Monday, Jan. 01, 1951
Strictly Business
Ever since North Carolina-born Bank Teller William Sydney Porter fled to Honduras in 1896 to duck an embezzlement charge in the U.S., Central America has been a raffish sanctuary for some of North America's rarest wild birds. Some went there to evade U.S. justice, some were shoestring promoters brewing or forgetting get-rich-quick schemes, and some were merely fugitives from an over-mechanized world, attracted by such tall tropic yarns as Porter himself later spun under the name of O. Henry.* As a group, they answered philosophically to the name of Tropical Tramps. Since World War II, their ranks have been swelled by scores of footloose veterans.

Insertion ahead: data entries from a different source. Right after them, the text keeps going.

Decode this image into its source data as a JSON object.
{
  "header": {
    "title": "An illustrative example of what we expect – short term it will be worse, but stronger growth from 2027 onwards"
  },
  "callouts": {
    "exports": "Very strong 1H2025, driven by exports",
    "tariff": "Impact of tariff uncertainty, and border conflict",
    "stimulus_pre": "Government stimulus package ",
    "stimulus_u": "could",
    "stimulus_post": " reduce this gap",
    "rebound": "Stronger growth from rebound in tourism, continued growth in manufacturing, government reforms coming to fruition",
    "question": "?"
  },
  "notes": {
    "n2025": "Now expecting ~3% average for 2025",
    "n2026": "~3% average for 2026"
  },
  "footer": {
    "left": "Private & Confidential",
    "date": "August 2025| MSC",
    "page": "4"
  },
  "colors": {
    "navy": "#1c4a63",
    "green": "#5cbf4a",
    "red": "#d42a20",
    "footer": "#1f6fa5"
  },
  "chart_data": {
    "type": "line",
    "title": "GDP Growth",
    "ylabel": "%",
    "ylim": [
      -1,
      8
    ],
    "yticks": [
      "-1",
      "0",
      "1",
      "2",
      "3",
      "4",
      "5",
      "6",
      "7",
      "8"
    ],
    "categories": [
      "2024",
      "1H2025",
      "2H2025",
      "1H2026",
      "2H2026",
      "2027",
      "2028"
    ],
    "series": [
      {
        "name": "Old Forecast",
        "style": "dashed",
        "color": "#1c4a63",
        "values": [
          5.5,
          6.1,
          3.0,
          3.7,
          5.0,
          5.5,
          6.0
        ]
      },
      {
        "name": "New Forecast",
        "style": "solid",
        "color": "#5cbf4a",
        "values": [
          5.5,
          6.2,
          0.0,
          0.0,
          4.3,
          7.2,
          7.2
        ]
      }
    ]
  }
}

Low Costs. One postwar practitioner, a certain "Johnson," wanted for manslaughter in Oregon, evolved the idea of solving the housing shortage in Tegucigalpa, Honduras, by putting up standardized low-cost houses. Writing personal checks, he acquired land and materials for a pilot project, then tied up the funds completely; by the time the checks bounced, the men who had endorsed them found themselves forced into the building trade as Johnson's partners. In all, the mass-housing group succeeded in erecting one house.
Another member of the fraternity, though unequipped with a pilot's license, spent several years flying passenger planes in Honduras and Nicaragua. Fired at length for letting his wife fly the plane, he persuaded two Managua operators known as The Baron" and "Wheeler the Dealer" to put up $1,500 for him to go to the States and buy them a brick-manufacturing machine. When last heard of, he had indeed bought the machine--and set up in business for himself with it in Miami.
Gaudiest of all the latter-day tramps was a loudly dressed, 2501b. giant named Charles Colfelt. A former Iowa bricklayer and California caterer, Colfelt breezed into Tegucigalpa at the head of a caravan of cars, trucks and house-trailers, and rented a whole floor of the Pan American Hotel. As president of the Honduran division of a Salt Lake City stock company called the "Pan American Mining and Development Co.," Colfelt announced that he had chartered a fleet of DC-3s to haul equipment upcountry, then began setting up drinks for all comers in the hotel bar. One suspicious investor flew down, took one horrified look at the show in Tegucigalpa and hastened back to his fellow suckers in Salt Lake City. Colfelt was last seen in a small boat, heading out into the Gulf of Mexico.
High Standards. Almost all the tramps do their work with one elbow firmly propped on a bar. Last week Harold Beckland, proprietor of Managua's Gran Hotel, decided to lay down some ground rules for the game. For the benefit of the scores of promoters who daily congregate in his lobby, he posted this notice: "Discussions of business deals involving less than $500,000 not permitted in this lobby. This is a high-class hotel." As a bittersweet note, Beckland added: "Credit at the bar--even to half-million-dollar operators--will not be extended until the first gold shipment is made."
*After six months' exile, Porter voluntarily returned to the States and served out a three-year prison term, during which he wrote the first of his short stories.